Il n’empêche qu’il y a quelque chose de profondément incongru à la voir passer des heures à contempler la nature, à courir de séminaires de poésie en rencontres avec de pseudo-Baudelaire pour apprendre les “techniques” du vers et de la rime, alors qu’autour d’elle s’agitent les parents des autres collégiens violeurs, inquiets de trouver un arrangement financier avec la mère de la victime, et ainsi éviter la honte et les conséquences d’un procès.
Elle flâne sans que l’on ne sache vraiment ce qu’elle ressent, ou même si elle est totalement consciente de ce qui se passe autour d’elle.
Quand elle est envoyée par le groupe de parents pour attendrir la mère de la jeune fille disparue, elle semble même oublier totalement la raison de sa mission… A moins que cela ne soit que de la gêne, de la pudeur…

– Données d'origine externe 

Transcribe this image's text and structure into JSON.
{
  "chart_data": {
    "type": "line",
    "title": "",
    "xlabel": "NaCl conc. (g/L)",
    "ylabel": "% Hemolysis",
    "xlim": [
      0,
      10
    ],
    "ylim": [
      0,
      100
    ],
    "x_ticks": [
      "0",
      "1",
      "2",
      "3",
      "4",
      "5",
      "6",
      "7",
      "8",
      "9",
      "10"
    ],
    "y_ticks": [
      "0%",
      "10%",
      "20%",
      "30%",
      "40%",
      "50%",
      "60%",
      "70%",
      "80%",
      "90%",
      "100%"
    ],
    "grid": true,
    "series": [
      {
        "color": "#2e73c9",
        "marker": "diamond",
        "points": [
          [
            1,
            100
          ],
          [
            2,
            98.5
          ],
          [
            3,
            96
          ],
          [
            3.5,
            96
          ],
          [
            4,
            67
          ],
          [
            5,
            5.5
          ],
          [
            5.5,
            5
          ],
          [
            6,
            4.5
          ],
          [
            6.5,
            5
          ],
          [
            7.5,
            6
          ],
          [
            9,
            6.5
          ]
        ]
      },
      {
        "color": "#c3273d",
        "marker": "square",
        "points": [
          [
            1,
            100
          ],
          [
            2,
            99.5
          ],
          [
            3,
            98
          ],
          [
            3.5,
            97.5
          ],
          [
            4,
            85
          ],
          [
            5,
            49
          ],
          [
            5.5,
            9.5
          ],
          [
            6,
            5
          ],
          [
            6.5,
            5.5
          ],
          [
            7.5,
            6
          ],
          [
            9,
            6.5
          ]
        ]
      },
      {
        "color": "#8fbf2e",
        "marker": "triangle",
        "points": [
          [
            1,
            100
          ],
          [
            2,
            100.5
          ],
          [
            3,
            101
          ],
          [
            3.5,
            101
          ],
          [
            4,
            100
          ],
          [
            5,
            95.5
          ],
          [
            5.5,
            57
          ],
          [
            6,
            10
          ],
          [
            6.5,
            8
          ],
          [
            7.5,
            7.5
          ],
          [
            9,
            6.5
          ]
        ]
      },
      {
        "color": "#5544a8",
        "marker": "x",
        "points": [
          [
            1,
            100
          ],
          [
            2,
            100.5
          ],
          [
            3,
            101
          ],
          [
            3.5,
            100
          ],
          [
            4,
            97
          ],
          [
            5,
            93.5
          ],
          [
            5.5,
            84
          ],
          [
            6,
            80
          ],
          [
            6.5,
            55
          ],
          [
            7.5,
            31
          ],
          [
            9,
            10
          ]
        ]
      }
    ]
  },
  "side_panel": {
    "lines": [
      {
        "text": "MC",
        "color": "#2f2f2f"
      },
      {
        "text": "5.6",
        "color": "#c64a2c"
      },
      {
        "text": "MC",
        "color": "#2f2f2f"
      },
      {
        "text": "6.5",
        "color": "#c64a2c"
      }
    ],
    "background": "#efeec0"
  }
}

En toute circonstance, elle reste assez imperturbable, encaissant les mauvais coups avec une sérénité qui, au choix, inquiète ou force le respect. Tout juste élève-t-elle la voix pour secouer son petit-fils, il est vrai exaspérant d’indolence et d’insolence, incapable d’éprouver le moindre remords pour son crime et encore moins d’exprimer un semblant de gratitude pour celle qui s’occupe si bien de lui… Un vrai sale gosse…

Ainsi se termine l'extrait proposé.